Приход к сестрам был похож на возврат в другой мир. Они плакали, они тараторили, они требовали деталей, они приставали к ней с чаем. Когда чай был заварен во второй раз, они уже твердо уверовали, что всегда чувствовали: Ремингтон — темная лошадка.
Мистер Джон Верней, перед тем как удалиться в свою берлогу, подошел к мисс Силвер.
— Вы скажете Эмилии?
— О смерти мистера Крэддока — да. Но что касается вас, мистер Верней, она знает, что вы — это вы, потому и упала в обморок. Вы очень хорошо все придумали — неряшливая одежда, борода, провинциальный выговор — все это отличная маскировка.
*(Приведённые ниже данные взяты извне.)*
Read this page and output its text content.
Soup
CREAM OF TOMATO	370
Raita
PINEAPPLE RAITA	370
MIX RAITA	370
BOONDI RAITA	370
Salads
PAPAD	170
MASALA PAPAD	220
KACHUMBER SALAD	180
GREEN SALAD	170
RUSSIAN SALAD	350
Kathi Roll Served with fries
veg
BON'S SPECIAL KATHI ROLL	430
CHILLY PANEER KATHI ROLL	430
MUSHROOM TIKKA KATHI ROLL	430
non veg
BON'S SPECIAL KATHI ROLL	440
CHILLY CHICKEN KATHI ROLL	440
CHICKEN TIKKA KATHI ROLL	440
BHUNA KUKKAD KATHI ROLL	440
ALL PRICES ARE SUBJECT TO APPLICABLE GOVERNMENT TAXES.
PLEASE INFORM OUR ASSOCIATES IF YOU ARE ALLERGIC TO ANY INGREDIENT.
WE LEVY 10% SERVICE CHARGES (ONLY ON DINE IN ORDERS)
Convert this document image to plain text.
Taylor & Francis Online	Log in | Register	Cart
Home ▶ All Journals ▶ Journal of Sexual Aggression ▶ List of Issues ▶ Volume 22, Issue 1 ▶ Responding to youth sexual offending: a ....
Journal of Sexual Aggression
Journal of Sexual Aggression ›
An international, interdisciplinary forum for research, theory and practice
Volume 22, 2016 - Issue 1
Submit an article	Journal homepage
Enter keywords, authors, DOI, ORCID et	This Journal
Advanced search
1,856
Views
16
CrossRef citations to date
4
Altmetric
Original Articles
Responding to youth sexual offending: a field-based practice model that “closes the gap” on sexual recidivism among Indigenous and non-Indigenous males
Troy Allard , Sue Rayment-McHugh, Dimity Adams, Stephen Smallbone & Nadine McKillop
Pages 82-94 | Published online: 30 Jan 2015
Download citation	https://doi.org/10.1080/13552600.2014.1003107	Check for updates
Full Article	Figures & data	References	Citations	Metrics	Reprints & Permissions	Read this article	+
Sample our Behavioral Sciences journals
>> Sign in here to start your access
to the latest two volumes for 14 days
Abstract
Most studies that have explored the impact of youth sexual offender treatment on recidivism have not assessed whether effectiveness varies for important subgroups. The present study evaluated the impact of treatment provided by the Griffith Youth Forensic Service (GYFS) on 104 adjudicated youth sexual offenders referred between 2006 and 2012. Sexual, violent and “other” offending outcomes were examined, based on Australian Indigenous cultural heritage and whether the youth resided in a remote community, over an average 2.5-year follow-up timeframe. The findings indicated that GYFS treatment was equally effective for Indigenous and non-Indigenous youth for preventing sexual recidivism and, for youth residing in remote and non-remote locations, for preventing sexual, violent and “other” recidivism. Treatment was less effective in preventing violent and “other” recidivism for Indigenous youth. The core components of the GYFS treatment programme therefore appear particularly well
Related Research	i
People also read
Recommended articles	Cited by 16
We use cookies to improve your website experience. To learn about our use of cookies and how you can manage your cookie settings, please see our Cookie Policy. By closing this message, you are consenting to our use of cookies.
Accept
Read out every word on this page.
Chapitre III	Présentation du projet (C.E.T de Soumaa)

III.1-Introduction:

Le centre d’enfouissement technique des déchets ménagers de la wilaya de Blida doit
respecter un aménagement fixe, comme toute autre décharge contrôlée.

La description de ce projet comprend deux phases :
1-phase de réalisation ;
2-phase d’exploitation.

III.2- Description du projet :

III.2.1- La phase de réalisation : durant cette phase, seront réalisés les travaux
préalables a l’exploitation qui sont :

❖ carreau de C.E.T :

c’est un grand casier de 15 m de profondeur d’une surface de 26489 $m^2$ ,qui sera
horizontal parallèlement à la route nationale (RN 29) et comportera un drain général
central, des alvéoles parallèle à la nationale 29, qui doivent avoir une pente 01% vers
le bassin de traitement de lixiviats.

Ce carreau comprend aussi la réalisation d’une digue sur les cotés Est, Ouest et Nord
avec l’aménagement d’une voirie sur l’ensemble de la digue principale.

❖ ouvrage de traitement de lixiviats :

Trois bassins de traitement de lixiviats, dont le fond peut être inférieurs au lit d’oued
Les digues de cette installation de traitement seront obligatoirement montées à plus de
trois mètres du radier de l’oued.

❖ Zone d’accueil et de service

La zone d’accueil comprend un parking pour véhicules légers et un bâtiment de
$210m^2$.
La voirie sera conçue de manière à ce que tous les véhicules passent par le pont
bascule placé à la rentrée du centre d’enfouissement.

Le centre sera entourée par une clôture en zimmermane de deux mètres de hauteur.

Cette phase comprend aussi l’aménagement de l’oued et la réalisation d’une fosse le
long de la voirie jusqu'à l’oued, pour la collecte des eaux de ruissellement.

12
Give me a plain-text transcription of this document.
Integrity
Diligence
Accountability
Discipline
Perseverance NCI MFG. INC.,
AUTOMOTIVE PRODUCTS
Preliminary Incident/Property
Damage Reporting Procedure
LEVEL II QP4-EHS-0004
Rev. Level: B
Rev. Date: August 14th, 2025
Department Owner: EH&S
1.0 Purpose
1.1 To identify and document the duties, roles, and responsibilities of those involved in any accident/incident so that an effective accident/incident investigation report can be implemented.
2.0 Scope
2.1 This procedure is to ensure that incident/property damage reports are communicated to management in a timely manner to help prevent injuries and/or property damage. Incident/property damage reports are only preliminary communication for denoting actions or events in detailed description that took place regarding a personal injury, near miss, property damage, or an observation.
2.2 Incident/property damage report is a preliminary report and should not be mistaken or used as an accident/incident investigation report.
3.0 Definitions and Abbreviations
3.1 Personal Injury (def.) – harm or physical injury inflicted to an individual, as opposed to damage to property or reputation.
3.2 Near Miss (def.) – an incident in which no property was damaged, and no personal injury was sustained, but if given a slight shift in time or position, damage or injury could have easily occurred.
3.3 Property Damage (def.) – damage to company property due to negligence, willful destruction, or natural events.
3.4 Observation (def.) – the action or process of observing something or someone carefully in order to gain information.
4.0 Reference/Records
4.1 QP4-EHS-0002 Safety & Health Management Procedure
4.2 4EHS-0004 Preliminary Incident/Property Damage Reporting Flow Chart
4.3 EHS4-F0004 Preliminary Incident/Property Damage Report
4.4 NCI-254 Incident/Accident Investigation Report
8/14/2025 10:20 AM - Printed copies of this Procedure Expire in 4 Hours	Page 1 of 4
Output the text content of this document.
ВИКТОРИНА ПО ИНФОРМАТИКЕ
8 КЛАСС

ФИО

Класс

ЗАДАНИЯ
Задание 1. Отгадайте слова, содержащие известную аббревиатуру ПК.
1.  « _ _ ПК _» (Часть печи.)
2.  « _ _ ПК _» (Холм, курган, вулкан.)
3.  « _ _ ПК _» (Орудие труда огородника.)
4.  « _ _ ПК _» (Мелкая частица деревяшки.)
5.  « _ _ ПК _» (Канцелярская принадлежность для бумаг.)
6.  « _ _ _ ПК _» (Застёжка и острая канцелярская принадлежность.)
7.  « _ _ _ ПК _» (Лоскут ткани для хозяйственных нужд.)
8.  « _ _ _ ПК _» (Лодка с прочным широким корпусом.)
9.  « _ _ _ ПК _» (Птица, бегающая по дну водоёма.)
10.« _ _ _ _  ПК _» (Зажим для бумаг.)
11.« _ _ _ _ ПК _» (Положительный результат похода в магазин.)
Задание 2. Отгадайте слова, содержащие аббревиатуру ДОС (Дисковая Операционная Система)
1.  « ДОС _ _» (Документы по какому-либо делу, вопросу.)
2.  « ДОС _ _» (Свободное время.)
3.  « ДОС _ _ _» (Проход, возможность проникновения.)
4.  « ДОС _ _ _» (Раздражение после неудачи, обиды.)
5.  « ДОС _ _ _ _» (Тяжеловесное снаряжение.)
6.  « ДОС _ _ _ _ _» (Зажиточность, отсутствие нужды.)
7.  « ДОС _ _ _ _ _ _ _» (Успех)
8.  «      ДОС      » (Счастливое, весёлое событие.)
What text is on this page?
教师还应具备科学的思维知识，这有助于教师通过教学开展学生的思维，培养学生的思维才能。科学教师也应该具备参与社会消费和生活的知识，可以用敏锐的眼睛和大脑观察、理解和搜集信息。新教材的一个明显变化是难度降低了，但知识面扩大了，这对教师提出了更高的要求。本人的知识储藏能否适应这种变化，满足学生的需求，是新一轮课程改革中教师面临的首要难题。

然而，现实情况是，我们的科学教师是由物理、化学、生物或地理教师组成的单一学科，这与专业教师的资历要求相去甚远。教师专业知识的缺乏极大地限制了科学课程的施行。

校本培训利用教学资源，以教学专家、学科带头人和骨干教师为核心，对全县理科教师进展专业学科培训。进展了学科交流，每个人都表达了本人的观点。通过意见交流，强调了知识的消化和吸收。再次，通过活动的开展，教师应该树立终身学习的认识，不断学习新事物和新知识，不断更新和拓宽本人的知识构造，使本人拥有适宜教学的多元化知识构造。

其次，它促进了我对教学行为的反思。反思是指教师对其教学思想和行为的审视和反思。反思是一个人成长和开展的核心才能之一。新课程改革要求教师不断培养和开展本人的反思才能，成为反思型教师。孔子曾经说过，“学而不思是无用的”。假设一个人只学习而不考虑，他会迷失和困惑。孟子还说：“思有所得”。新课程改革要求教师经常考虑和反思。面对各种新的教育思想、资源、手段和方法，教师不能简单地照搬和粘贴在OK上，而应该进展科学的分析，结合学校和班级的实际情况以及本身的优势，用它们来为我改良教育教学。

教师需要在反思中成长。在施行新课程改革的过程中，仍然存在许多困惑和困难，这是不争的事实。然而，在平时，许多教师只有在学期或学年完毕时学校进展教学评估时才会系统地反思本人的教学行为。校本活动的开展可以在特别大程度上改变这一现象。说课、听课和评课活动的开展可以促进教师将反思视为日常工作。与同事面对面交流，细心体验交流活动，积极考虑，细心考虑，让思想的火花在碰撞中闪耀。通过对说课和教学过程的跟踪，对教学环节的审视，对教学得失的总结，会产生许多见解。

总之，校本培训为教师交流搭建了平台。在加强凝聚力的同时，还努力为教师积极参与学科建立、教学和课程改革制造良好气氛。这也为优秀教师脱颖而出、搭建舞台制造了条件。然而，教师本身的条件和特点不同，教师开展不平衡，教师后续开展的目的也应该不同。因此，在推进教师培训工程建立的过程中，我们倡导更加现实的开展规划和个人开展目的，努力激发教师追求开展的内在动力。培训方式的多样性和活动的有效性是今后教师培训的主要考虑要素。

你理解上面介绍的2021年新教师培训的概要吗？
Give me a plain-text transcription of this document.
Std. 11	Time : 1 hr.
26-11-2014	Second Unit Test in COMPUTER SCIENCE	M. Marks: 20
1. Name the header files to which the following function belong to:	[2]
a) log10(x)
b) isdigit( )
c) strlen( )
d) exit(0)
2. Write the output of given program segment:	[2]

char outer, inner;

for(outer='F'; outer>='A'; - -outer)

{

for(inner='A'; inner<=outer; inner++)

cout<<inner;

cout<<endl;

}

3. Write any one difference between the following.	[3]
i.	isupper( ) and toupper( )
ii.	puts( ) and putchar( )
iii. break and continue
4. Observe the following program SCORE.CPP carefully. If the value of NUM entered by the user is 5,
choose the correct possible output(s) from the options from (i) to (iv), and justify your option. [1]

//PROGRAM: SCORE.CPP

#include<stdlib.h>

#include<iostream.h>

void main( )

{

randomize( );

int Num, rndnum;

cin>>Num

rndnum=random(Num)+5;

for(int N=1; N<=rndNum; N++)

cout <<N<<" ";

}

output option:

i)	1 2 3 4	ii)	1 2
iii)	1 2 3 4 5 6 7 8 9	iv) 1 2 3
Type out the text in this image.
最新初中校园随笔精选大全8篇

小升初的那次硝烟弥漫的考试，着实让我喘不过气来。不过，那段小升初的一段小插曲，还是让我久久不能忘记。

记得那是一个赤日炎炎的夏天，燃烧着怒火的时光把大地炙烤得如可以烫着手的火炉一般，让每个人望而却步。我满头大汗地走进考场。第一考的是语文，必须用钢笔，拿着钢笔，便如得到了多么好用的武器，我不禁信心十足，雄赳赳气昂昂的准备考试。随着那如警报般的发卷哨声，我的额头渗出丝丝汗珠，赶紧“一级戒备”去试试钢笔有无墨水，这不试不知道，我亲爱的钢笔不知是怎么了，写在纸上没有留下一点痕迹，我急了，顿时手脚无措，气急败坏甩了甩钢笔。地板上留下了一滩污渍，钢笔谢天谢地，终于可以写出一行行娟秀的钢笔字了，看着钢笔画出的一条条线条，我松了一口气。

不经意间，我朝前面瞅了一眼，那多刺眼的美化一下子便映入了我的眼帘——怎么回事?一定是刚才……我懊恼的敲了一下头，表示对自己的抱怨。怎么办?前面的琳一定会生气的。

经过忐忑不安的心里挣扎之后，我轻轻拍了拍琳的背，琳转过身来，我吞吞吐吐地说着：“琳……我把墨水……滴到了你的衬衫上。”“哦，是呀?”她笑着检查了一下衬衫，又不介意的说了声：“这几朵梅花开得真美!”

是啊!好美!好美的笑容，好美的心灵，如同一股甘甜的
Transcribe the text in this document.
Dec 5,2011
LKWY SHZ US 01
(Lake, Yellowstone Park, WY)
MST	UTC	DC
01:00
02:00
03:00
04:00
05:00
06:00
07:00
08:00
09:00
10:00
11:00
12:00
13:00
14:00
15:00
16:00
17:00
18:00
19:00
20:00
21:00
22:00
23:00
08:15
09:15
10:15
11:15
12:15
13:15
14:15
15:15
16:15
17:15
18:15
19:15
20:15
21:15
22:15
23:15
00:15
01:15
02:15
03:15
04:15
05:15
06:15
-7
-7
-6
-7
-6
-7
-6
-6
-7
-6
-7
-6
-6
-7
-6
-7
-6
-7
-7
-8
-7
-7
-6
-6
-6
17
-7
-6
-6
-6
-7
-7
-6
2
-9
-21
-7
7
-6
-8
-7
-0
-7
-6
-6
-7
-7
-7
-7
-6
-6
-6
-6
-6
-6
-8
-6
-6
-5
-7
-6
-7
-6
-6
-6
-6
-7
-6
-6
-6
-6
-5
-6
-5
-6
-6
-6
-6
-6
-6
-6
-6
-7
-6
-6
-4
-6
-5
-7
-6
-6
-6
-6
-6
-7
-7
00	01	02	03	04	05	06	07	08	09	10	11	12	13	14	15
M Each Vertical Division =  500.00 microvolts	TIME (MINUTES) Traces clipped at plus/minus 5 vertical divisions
Но когда говорил мистер Крэддок, вы, не удержавшись, засмеялись совершенно натурально. Она узнала ваш смех.
— Этого бедолагу так распирало от собственного величия…
— Для нее это было страшное потрясение. — В голосе мисс Силвер зазвучало легкое осуждение. — У миссис Верней — слабое здоровье. О ней необходимо заботиться.
— Знаю, знаю. Я был никудышным мужем. Вот почему… я хотел увериться… Вы все сделаете как надо, правда? — Он взял ее ладонь, крепко сжал и резко выпустил.
Они разошлись — каждый пошел в свое крыло.